New Prevalence Numbers Demand an Aggressive Call to Action
Two recently released large-scale studies of food allergy prevalence have resulted in an update of FARE’s frequently cited statistics that provide estimates on how many people are living with this potentially life-threatening disease.
These new numbers – 32 million Americans, more than double what we previously believed – reinforce that food allergy is a problem of epidemic proportions.
“The Public Health Impact of Parent-Reported Childhood Food Allergies in the United States,” an update of a 2011 landmark study published in Pediatrics, reported that 5.6 million children have at least one food allergy. As FARE previously established, that’s 1 in 13 children, or roughly two in every classroom.
Those conclusions are in line with what we’ve known about how many kids are living with food allergy.
In contrast, the results of the second study, a survey estimating food allergy prevalence among a sample of over 40,000 adults, were surprising.
Based on these nationally-representative data, the authors concluded that an estimated 10.8 percent of US adults have at least one current food allergy. That’s more than 26 million people age 18 or older, nearly three times the 9 million previously reported.
The authors of “Prevalence and Severity of Food Allergies Among U.S. Adults,” published in JAMA Network Open in early January, developed a cross-sectional survey that provided means to eliminate those who believed they have a food allergy but did not report symptoms indicative of an IgE-mediated food allergy. This illuminated another concern, in that nearly 19 percent of adults believed that they were food-allergic.
These studies represent comprehensive and rigorous epidemiological research investigating food allergy in the pediatric and adult populations of the U.S. Their publication is a critical step in defining the scope of the food allergy problem, though more epidemiological research is needed to confirm and complement these survey findings. We are grateful to the dedicated investigators who have spent years studying the impact of food allergy in the U.S., and we encourage further research to build on what we have learned to date.
Moving forward, these survey data are a vital opportunity to amplify the voices of the food allergy community. Prevalence figures are used by government agencies, pharmaceutical companies, corporate entities and other research-funding bodies to decide how they should spend their resources. We now have evidence to show what we’ve long suspected: this is an epidemic.

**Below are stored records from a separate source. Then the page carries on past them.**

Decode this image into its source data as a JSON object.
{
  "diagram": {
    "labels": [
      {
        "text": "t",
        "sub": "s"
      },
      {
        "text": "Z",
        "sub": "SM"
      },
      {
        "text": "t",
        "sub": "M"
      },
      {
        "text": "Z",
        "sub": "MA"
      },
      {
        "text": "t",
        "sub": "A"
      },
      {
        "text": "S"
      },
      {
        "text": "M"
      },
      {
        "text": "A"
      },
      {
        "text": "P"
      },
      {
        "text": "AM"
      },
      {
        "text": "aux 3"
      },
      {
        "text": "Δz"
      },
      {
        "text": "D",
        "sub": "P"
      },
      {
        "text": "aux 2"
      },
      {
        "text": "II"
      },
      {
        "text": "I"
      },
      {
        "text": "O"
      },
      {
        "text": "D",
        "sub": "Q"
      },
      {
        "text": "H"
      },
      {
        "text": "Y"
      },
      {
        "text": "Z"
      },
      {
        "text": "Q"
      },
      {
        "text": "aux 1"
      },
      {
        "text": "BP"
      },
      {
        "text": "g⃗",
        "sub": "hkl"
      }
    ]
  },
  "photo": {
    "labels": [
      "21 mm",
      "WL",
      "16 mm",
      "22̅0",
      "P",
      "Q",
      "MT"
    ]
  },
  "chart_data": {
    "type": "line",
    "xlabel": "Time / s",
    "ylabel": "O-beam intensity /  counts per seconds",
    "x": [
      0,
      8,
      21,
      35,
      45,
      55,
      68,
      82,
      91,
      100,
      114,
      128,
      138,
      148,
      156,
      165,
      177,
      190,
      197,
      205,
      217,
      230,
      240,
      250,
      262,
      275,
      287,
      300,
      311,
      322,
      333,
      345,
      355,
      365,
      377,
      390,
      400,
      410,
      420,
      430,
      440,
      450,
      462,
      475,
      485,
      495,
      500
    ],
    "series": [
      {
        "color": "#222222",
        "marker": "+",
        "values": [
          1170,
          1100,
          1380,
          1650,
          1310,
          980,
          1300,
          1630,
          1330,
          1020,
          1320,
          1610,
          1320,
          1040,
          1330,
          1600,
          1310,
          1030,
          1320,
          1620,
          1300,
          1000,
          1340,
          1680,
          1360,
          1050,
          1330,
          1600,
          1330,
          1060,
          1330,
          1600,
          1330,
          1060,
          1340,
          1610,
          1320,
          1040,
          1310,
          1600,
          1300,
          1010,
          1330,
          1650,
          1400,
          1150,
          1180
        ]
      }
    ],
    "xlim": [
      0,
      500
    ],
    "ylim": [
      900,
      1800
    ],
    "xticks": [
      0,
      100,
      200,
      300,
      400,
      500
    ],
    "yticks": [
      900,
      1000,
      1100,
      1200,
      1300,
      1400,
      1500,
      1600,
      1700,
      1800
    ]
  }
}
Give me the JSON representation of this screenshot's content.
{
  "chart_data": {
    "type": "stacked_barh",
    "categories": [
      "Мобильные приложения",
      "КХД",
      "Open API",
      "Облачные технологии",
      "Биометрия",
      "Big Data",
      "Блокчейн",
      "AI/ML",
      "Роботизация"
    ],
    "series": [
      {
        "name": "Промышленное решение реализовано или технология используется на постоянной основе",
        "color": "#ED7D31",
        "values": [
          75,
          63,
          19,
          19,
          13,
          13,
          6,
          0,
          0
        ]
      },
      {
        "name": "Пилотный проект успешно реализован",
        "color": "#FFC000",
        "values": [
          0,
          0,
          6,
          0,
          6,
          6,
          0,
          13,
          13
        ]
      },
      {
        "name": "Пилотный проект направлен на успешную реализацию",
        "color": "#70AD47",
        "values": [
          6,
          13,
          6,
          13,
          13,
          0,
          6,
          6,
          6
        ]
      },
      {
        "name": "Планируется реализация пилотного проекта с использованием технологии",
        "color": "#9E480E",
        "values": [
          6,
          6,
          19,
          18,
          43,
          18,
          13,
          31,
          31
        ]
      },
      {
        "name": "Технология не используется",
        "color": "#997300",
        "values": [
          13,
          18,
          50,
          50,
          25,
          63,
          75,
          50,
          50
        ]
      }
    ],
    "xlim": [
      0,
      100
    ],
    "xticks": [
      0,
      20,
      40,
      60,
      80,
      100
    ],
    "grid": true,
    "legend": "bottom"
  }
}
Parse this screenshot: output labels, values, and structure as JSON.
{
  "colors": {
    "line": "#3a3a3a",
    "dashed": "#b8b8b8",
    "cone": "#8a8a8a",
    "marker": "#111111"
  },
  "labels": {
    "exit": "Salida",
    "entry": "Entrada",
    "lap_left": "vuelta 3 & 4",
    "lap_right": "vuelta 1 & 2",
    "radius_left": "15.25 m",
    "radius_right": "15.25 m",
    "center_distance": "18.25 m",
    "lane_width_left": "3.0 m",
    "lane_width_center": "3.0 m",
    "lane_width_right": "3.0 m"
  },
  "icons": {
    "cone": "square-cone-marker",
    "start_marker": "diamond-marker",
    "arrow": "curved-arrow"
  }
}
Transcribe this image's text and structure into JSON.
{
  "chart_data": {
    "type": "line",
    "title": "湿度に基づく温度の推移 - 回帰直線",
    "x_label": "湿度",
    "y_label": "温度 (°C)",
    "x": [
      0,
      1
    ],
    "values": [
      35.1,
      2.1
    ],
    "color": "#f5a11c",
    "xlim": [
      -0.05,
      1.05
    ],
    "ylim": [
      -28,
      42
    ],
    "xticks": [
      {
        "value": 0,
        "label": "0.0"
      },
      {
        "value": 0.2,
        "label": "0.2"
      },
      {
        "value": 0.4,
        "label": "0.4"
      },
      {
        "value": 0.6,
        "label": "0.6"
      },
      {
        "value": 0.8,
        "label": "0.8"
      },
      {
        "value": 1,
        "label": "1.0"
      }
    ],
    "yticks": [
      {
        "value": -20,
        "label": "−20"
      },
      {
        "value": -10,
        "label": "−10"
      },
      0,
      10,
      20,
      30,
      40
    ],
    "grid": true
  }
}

We have made great strides in getting our needs heard. National Institutes of Health support for food allergy research has grown from just $4 million in 2004 to $79 million in 2017, and encouragingly, there are exponentially more clinical trials for food allergy today than there were 10 years ago.
But the resources dedicated to food allergy have not been proportionate to the breadth of the problem. Not even close.
There is no cure for food allergy. Every person who lives with this disease, who must carry medication that will save their life if they are accidentally exposed to their food allergen, deserves to be counted. And those 32 million Americans with food allergies equate to an urgent call to action that no one should ignore.
Recently FARE launched Contains: Courage™, a five-year fundraising and awareness campaign that seeks to transform the future for all those affected by food allergies by raising a historic amount of money for research including therapies and diagnostics to help alleviate the burden of the disease. We hope you will join us – on behalf of the 32 million Americans with food allergies.
Gupta RS, Warren CM, Smith BM, Jiang J, Blumenstock JA, Davis MM, Schleimer RP, Nadeau KC. Prevalence and Severity of Food Allergies Among US Adults. JAMA Network Open 2019; 2(1):e185630.doi:10.1001/jamanetworkopen.2018.5630.
Gupta RS, Warren CM, Smith BM, Blumenstock JA, Jiang J, Davis MM, Nadeau KC. The Public Health Impact of Parent-Reported Childhood Food Allergies in the United States. Pediatrics 2018; 142(6):e20181235.